Later that night, as Arleta scissored her way across the terrace at Londees, every man in the room turned to look at her, except Barney, who was reading intently from the menu, embarrassed, it seemed, to have been caught out earlier in his emotional underwear.
‘Supper’s on me, darling,’ she said as she sat down, ‘because I asked you, and because I got paid today.’ She ordered lavishly and ate heartily – fried fish, fresh vegetables, a bottle of wine – and while Barney picked at his food, she talked brightly about the director of their show, a man called Bagley, who was back in town again and a bit of a bully. How he expected West End magic with two acrobats – one had done his tendon in – no comedian, no Saba, and three new recruits, shattered after a tour in India, was beyond imagining. When Bagley had called them all into the dressing room afterwards and given them a real rollicking, she’d wanted to bite his eye.
‘I’m sorry,’ Barney said politely, ‘bite his eye – that sounds a bit extreme.’
‘Sorry, love,’ she said, ‘an old Cockney form of endearment.’ He laughed for the first time since Dom had died.
Over coffee and liqueurs on a candlelit terrace overlooking the Nile, the mood softened and grew more intimate. ‘I’m so sorry I swore at you earlier,’ Barney said again. ‘I’ve never done that before . . . and it was horribly rude . . . It’s no excuse, but I’d just finished writing to Dom’s mother. I used to spend summer holidays with them.’
‘You’ve said sorry already.’ She touched his hand gently. ‘You can stop now. What on earth did you say?’

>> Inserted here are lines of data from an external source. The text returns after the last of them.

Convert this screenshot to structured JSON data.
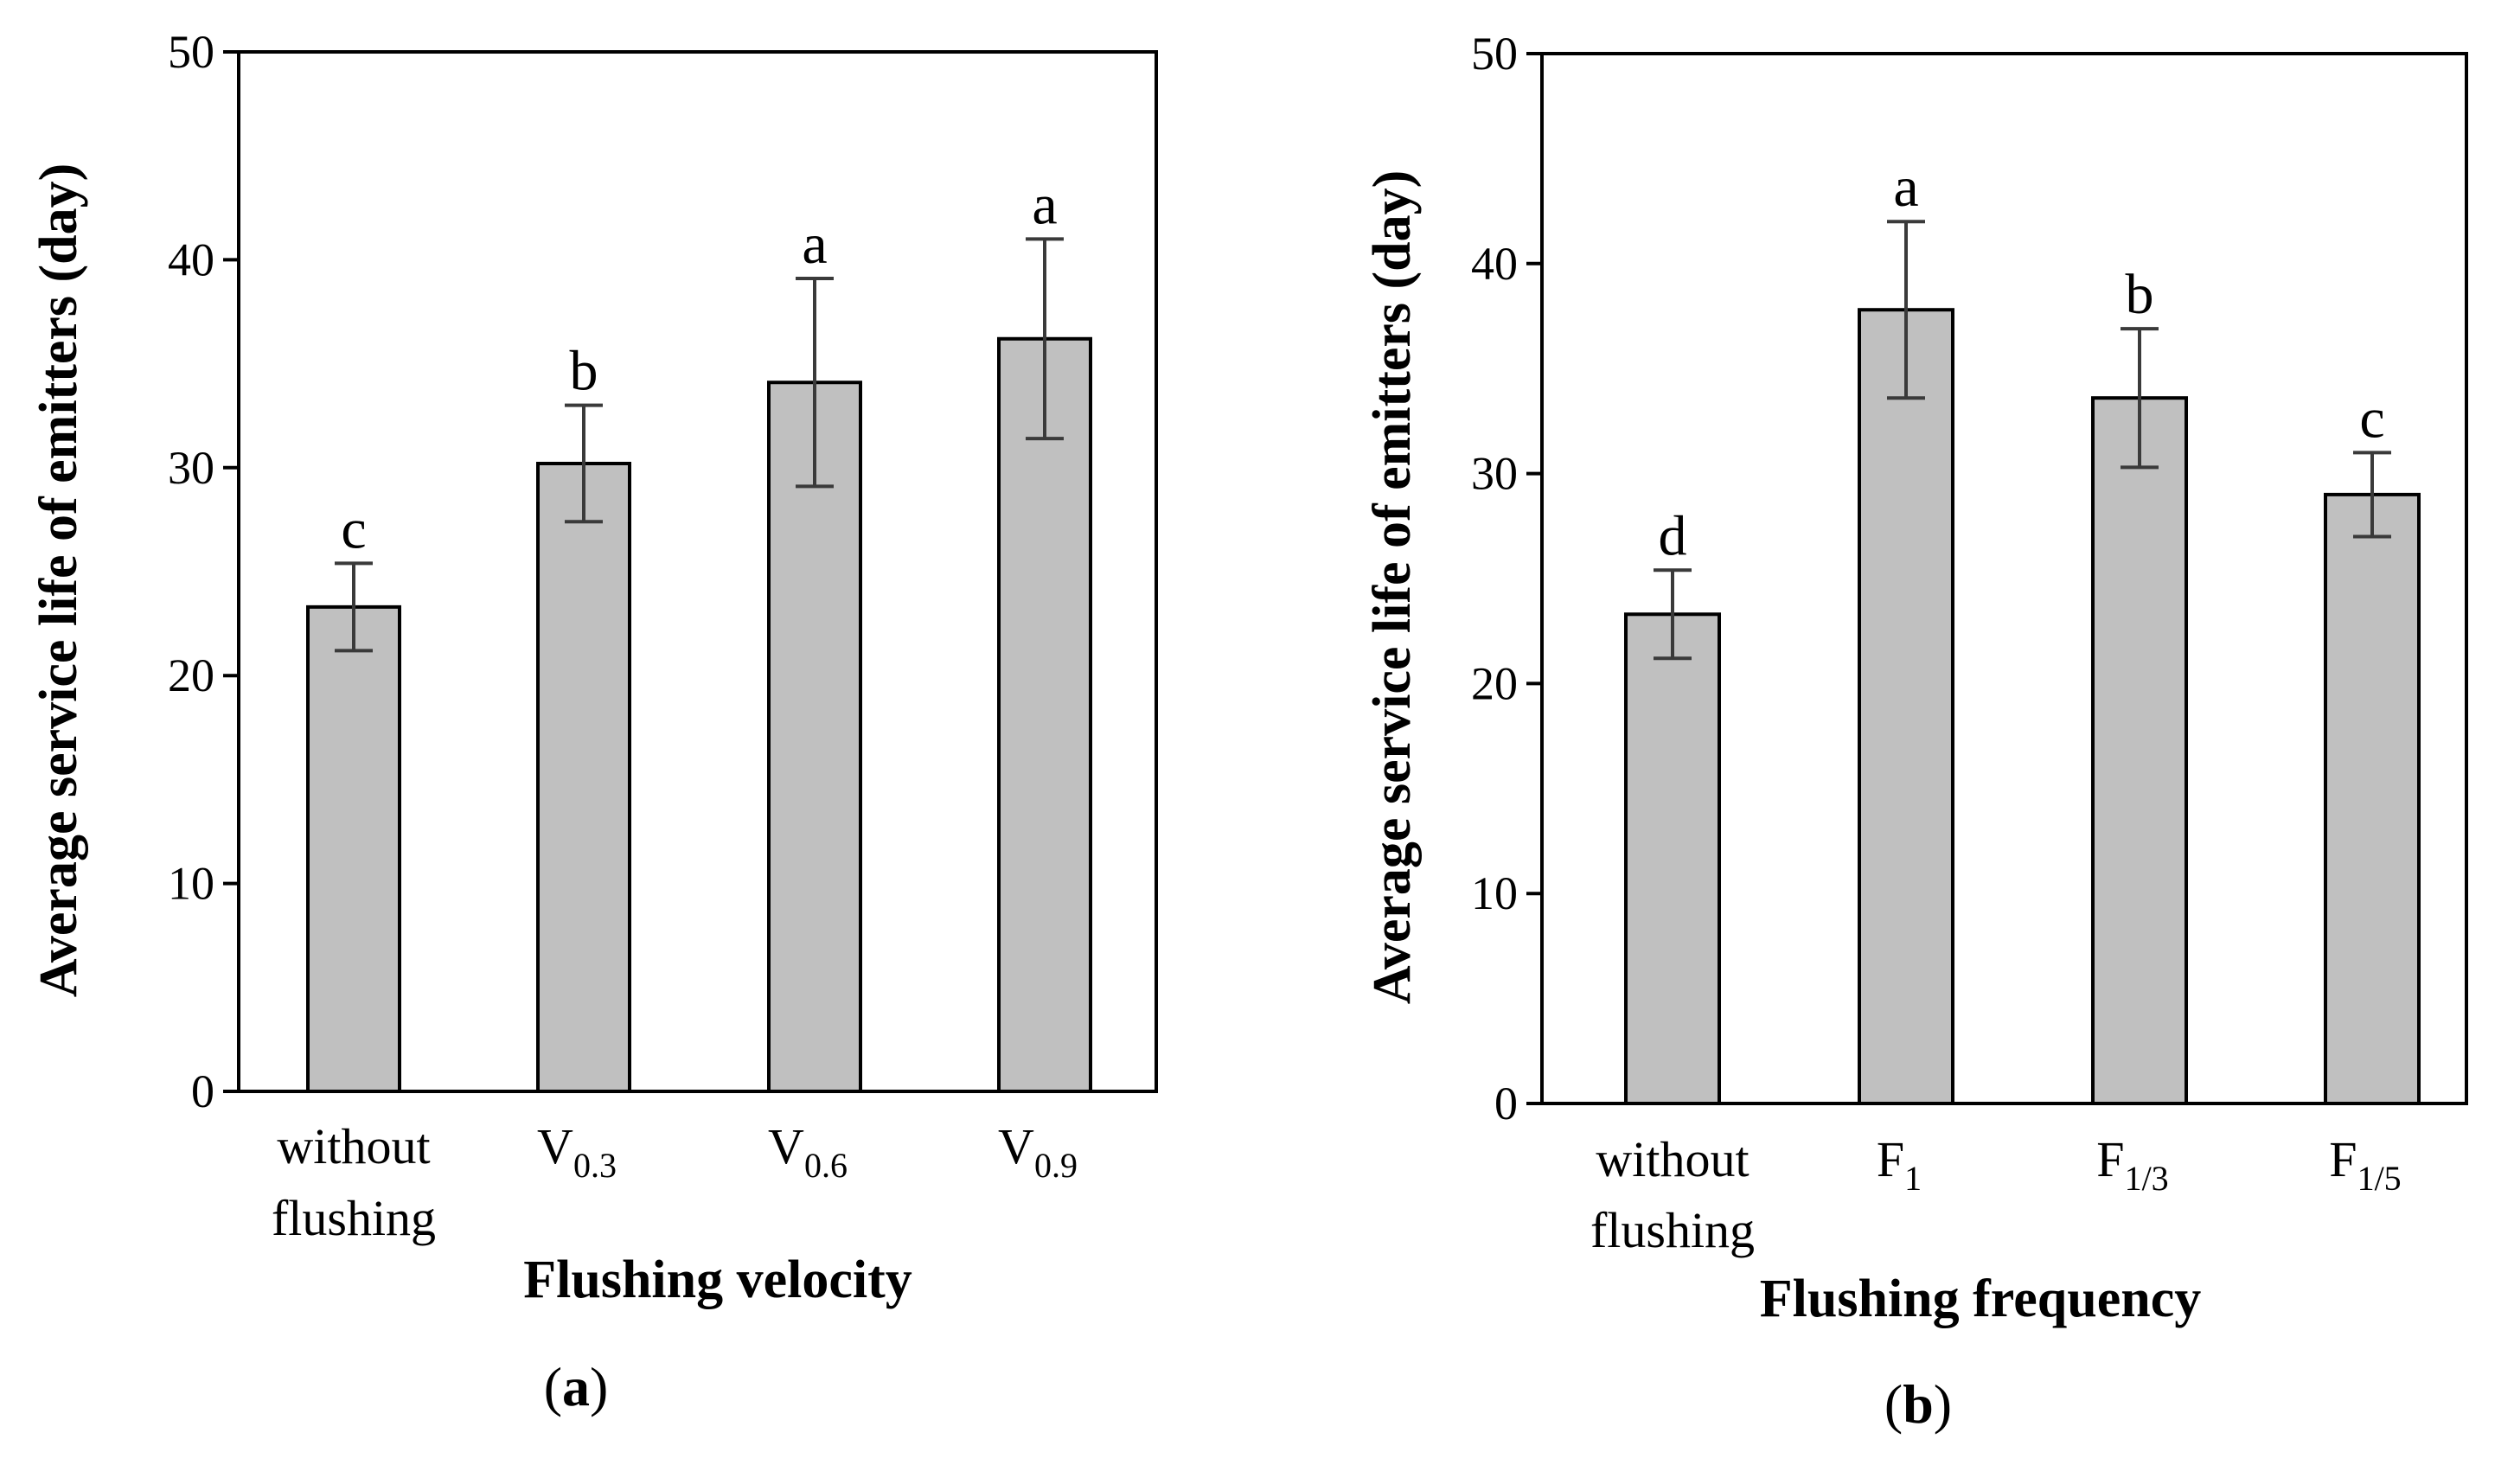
{
  "chart_data": [
    {
      "type": "bar",
      "panel": "a",
      "title": "",
      "xlabel": "Flushing velocity",
      "ylabel": "Average service life of emitters (day)",
      "ylim": [
        0,
        50
      ],
      "yticks": [
        "0",
        "10",
        "20",
        "30",
        "40",
        "50"
      ],
      "grid": false,
      "bar_color": "#c0c0c0",
      "categories": [
        {
          "lines": [
            "without",
            "flushing"
          ]
        },
        {
          "main": "V",
          "sub": "0.3"
        },
        {
          "main": "V",
          "sub": "0.6"
        },
        {
          "main": "V",
          "sub": "0.9"
        }
      ],
      "values": [
        23.3,
        30.2,
        34.1,
        36.2
      ],
      "errors": [
        2.1,
        2.8,
        5.0,
        4.8
      ],
      "significance": [
        "c",
        "b",
        "a",
        "a"
      ],
      "caption": {
        "open": "(",
        "letter": "a",
        "close": ")"
      }
    },
    {
      "type": "bar",
      "panel": "b",
      "title": "",
      "xlabel": "Flushing frequency",
      "ylabel": "Average service life of emitters (day)",
      "ylim": [
        0,
        50
      ],
      "yticks": [
        "0",
        "10",
        "20",
        "30",
        "40",
        "50"
      ],
      "grid": false,
      "bar_color": "#c0c0c0",
      "categories": [
        {
          "lines": [
            "without",
            "flushing"
          ]
        },
        {
          "main": "F",
          "sub": "1"
        },
        {
          "main": "F",
          "sub": "1/3"
        },
        {
          "main": "F",
          "sub": "1/5"
        }
      ],
      "values": [
        23.3,
        37.8,
        33.6,
        29.0
      ],
      "errors": [
        2.1,
        4.2,
        3.3,
        2.0
      ],
      "significance": [
        "d",
        "a",
        "b",
        "c"
      ],
      "caption": {
        "open": "(",
        "letter": "b",
        "close": ")"
      }
    }
  ]
}
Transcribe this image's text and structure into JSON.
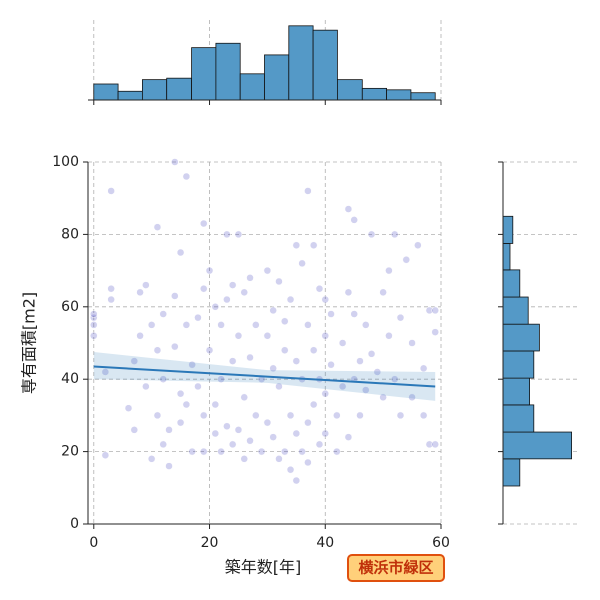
{
  "chart_data": [
    {
      "type": "scatter",
      "xlabel": "築年数[年]",
      "ylabel": "専有面積[m2]",
      "annotation": "横浜市緑区",
      "xlim": [
        -1,
        60
      ],
      "ylim": [
        0,
        100
      ],
      "xticks": [
        0,
        20,
        40,
        60
      ],
      "yticks": [
        0,
        20,
        40,
        60,
        80,
        100
      ],
      "grid": true,
      "color": "#4646c0",
      "x": [
        0,
        0,
        0,
        0,
        2,
        2,
        3,
        3,
        3,
        6,
        7,
        7,
        8,
        8,
        9,
        9,
        10,
        10,
        11,
        11,
        11,
        12,
        12,
        12,
        13,
        13,
        14,
        14,
        14,
        15,
        15,
        15,
        16,
        16,
        16,
        17,
        17,
        18,
        18,
        19,
        19,
        19,
        19,
        20,
        20,
        21,
        21,
        21,
        22,
        22,
        22,
        23,
        23,
        23,
        24,
        24,
        24,
        25,
        25,
        25,
        26,
        26,
        26,
        27,
        27,
        27,
        28,
        28,
        29,
        29,
        30,
        30,
        30,
        31,
        31,
        31,
        32,
        32,
        32,
        33,
        33,
        33,
        34,
        34,
        34,
        35,
        35,
        35,
        35,
        36,
        36,
        36,
        37,
        37,
        37,
        37,
        38,
        38,
        38,
        39,
        39,
        39,
        40,
        40,
        40,
        40,
        41,
        41,
        42,
        42,
        43,
        43,
        44,
        44,
        44,
        45,
        45,
        45,
        46,
        46,
        47,
        47,
        48,
        48,
        49,
        50,
        50,
        51,
        51,
        52,
        52,
        53,
        53,
        54,
        55,
        55,
        56,
        57,
        57,
        58,
        58,
        59,
        59,
        59
      ],
      "y": [
        57,
        55,
        52,
        58,
        19,
        42,
        92,
        65,
        62,
        32,
        26,
        45,
        64,
        52,
        66,
        38,
        55,
        18,
        82,
        48,
        30,
        58,
        22,
        40,
        16,
        26,
        100,
        63,
        49,
        75,
        36,
        28,
        96,
        33,
        55,
        20,
        44,
        57,
        38,
        83,
        65,
        20,
        30,
        70,
        48,
        60,
        25,
        33,
        55,
        20,
        40,
        80,
        62,
        27,
        66,
        45,
        22,
        80,
        52,
        26,
        64,
        35,
        18,
        68,
        46,
        23,
        55,
        30,
        40,
        20,
        70,
        52,
        28,
        59,
        43,
        24,
        67,
        38,
        18,
        56,
        48,
        20,
        62,
        30,
        15,
        77,
        45,
        25,
        12,
        72,
        40,
        20,
        92,
        55,
        28,
        17,
        77,
        48,
        33,
        65,
        40,
        22,
        62,
        52,
        36,
        25,
        58,
        44,
        30,
        20,
        50,
        38,
        87,
        64,
        24,
        84,
        58,
        40,
        45,
        30,
        55,
        37,
        80,
        47,
        42,
        64,
        35,
        70,
        52,
        80,
        40,
        57,
        30,
        73,
        50,
        35,
        77,
        43,
        30,
        59,
        22,
        59,
        53,
        22
      ],
      "regression": {
        "color": "#2b78b8",
        "x": [
          0,
          59
        ],
        "y": [
          43.5,
          38
        ],
        "ci_x": [
          0,
          30,
          59
        ],
        "ci_lower": [
          40,
          39,
          34
        ],
        "ci_upper": [
          47.5,
          42.5,
          42
        ]
      }
    },
    {
      "type": "histogram",
      "orientation": "vertical",
      "color": "#5499c7",
      "bins": [
        0,
        4.2,
        8.4,
        12.6,
        16.9,
        21.1,
        25.3,
        29.5,
        33.7,
        37.9,
        42.1,
        46.4,
        50.6,
        54.8,
        59
      ],
      "values": [
        11,
        6,
        14,
        15,
        36,
        39,
        18,
        31,
        51,
        48,
        14,
        8,
        7,
        5
      ],
      "ylim": [
        0,
        55
      ]
    },
    {
      "type": "histogram",
      "orientation": "horizontal",
      "color": "#5499c7",
      "bins": [
        10.5,
        18,
        25.4,
        32.9,
        40.3,
        47.8,
        55.2,
        62.7,
        70.2,
        77.5,
        85
      ],
      "values": [
        12,
        49,
        22,
        19,
        22,
        26,
        18,
        12,
        5,
        7
      ],
      "xlim": [
        0,
        55
      ]
    }
  ]
}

‘Well, I know them pretty well, so the usual guff,’ Barney’s voice wobbled, ‘about how proud she should be, and how ghastly this bloody mess was, but what a good time he’d had out here until . . . well . . . It’s true, you know . . . he said they’d been the best days of his life.’
Rain had begun to fall on the Nile, dimpling the surface of the water, blurring and fading the coloured lights on the pleasure boats. On the far shore, a peasant family lay like sardines under a tarpaulin.
‘What’s she like?’ he said suddenly. ‘I mean really like. I’m not trying to be rude, but it’s awfully hard to tell with people like you.’
‘What do you mean?’ Arleta was laughing.
‘Well, don’t take this wrongly, but it’s part of your job to get people to fall for you. You’re the dream girls, but not really real, sort of like those pictures of country cottages with hollyhocks round the door and stuff that people buy to put on the walls of their flats when they live in London.’